The Sail Calculator will also give you valuable performance numbers for any vessel in its database or any numbers you enter, including the Displacement / LWL ratio, Theoretical Limiting Hull Speed, Sail Area / Displacement ratio, Length to Beam ratio, Motion Comfort value, Capsize Screening value, sailing category and Pounds per inch immersion value.
Naval architects use these values when they design a new boat, and from them you can determine a conventional displacement hull boat’s purpose and predict its performance. Note that planing hulls, catamarans and hydrofoil vessels are not defined in the same way. Here’s what the performance numbers mean:
Displacement/LWL ratio – Heavy boats (D/L above about 300) will carry big loads but require plenty of power to drive. Light boats (D/L below about 150) are generally quicker and more responsive but are affected by loading. Most boats have moderate displacement and they compromise the conflicting virtues of the extreme designs. Contemporary racing boats often have D/L ratios well below 100.
Hull Speed – A conventional hull, which moves through the water rather than rising atop it and planing across the surface, is limited in speed by length of the waves it produces; long waves travel faster. This wave length can be calculated and the top speed of the hull predicted. Long boats make long waves.

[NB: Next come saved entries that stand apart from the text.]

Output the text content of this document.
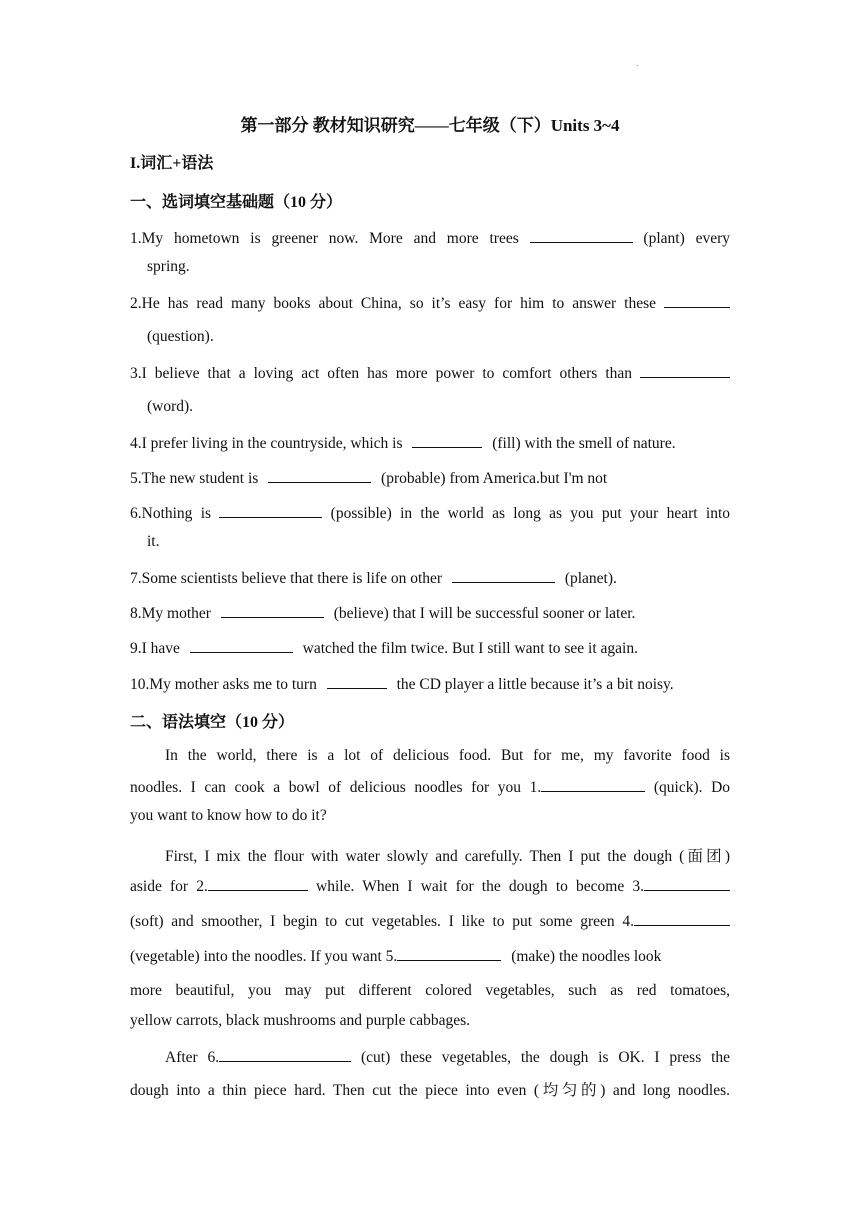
.
第一部分 教材知识研究——七年级（下）Units 3~4
I.词汇+语法
一、选词填空基础题（10 分）
1.My hometown is greener now. More and more trees	(plant) every
spring.
2.He has read many books about China, so it’s easy for him to answer these
(question).
3.I believe that a loving act often has more power to comfort others than
(word).
4.I prefer living in the countryside, which is	(fill) with the smell of nature.
5.The new student is	(probable) from America.but I'm not
6.Nothing is	(possible) in the world as long as you put your heart into
it.
7.Some scientists believe that there is life on other	(planet).
8.My mother	(believe) that I will be successful sooner or later.
9.I have	watched the film twice. But I still want to see it again.
10.My mother asks me to turn	the CD player a little because it’s a bit noisy.
二、语法填空（10 分）
In the world, there is a lot of delicious food. But for me, my favorite food is
noodles. I can cook a bowl of delicious noodles for you 1.	(quick). Do
you want to know how to do it?
First, I mix the flour with water slowly and carefully. Then I put the dough (面团)
aside for 2.	while. When I wait for the dough to become 3.
(soft) and smoother, I begin to cut vegetables. I like to put some green 4.
(vegetable) into the noodles. If you want 5.	(make) the noodles look
more beautiful, you may put different colored vegetables, such as red tomatoes,
yellow carrots, black mushrooms and purple cabbages.
After 6.	(cut) these vegetables, the dough is OK. I press the
dough into a thin piece hard. Then cut the piece into even (均匀的) and long noodles.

Sail Area / Displacement ratio – The SA/D ratio is like the power/weight ratio of an automobile. A high SA/D ratio (> about 18) indicates a powerful rig, while a low ratio indicates a more docile boat.

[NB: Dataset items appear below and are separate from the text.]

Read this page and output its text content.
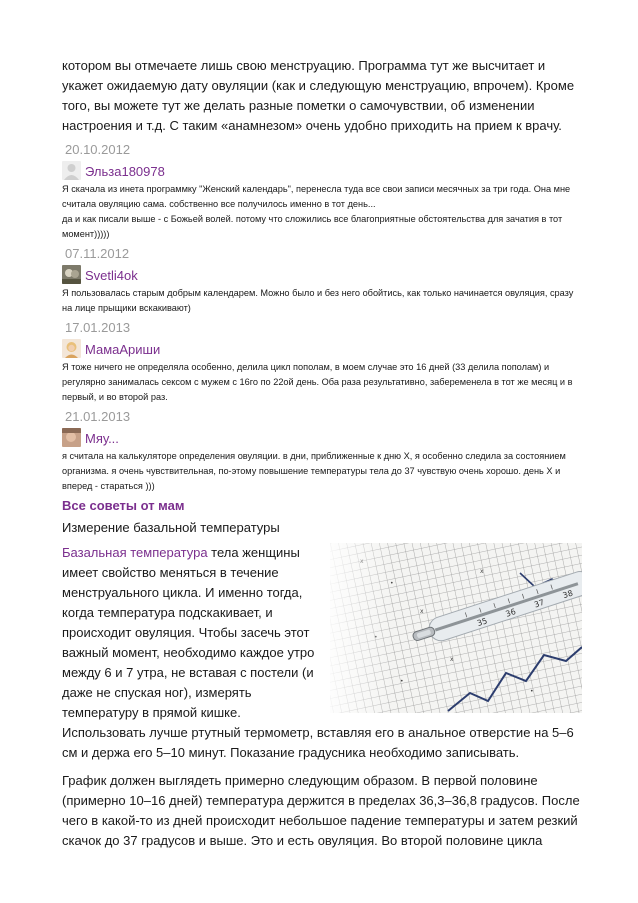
котором вы отмечаете лишь свою менструацию. Программа тут же высчитает и укажет ожидаемую дату овуляции (как и следующую менструацию, впрочем). Кроме того, вы можете тут же делать разные пометки о самочувствии, об изменении настроения и т.д. С таким «анамнезом» очень удобно приходить на прием к врачу.

20.10.2012
Эльза180978

Я скачала из инета программку "Женский календарь", перенесла туда все свои записи месячных за три года. Она мне считала овуляцию сама. собственно все получилось именно в тот день...

да и как писали выше - с Божьей волей. потому что сложились все благоприятные обстоятельства для зачатия в тот момент)))))

07.11.2012
Svetli4ok

Я пользовалась старым добрым календарем. Можно было и без него обойтись, как только начинается овуляция, сразу на лице прыщики вскакивают)

17.01.2013
МамаАриши

Я тоже ничего не определяла особенно, делила цикл пополам, в моем случае это 16 дней (33 делила пополам) и регулярно занималась сексом с мужем с 16го по 22ой день. Оба раза результативно, забеременела в тот же месяц и в первый, и во второй раз.

21.01.2013
Мяу...

я считала на калькуляторе определения овуляции. в дни, приближенные к дню Х, я особенно следила за состоянием организма. я очень чувствительная, по-этому повышение температуры тела до 37 чувствую очень хорошо. день Х и вперед - стараться )))

Все советы от мам
Измерение базальной температуры

Базальная температура тела женщины имеет свойство меняться в течение менструального цикла. И именно тогда, когда температура подскакивает, и происходит овуляция. Чтобы засечь этот важный момент, необходимо каждое утро между 6 и 7 утра, не вставая с постели (и даже не спуская ног), измерять температуру в прямой кишке. Использовать лучше ртутный термометр, вставляя его в анальное отверстие на 5–6 см и держа его 5–10 минут. Показание градусника необходимо записывать.

График должен выглядеть примерно следующим образом. В первой половине (примерно 10–16 дней) температура держится в пределах 36,3–36,8 градусов. После чего в какой-то из дней происходит небольшое падение температуры и затем резкий скачок до 37 градусов и выше. Это и есть овуляция. Во второй половине цикла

Length / Beam ratio – A long, narrow hull with limited interior space is easier to drive than a short, fat one with plentiful capacity. Compare L/B ratios to gain insight into the purpose of the boat.
Motion Comfort value – Not as widely used as the previous numbers, the Motion Comfort value tries to predict whether a boat has a quick, motion through the waves or a slow, easy motion. Note that some people get more seasick with a slowly rolling motion than a quick, jerky one. Your mileage will vary.

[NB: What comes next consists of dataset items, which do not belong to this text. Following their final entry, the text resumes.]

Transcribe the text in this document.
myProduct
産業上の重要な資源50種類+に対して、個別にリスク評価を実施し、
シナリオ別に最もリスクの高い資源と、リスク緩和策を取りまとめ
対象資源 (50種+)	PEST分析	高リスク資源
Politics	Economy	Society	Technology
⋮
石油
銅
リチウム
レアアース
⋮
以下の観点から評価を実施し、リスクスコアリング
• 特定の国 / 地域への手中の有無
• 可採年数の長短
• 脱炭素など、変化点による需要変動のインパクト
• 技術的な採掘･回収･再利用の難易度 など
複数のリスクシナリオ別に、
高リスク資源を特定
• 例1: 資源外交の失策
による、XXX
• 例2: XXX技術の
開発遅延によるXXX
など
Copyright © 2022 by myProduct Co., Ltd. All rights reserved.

Capsize Screening number – Developed after the Fastnet Race tragedy, the Capsize Screening number is a quick way to judge if a boat is seaworthy. Values below 2.0 are desirable for offshore yachts. Do not put too much faith in the exact number, as it is an approximation only.
Pounds / square inch Immersion – When you load a boat, it sinks deeper into the water. This Immersion value indicates the weight carrying capacity of a vessel.
There is also a Prop Sizing section which will calculate the optimum propeller to use on any displacement-hull boat, based on noted naval architect Dave Gerr’s formulas.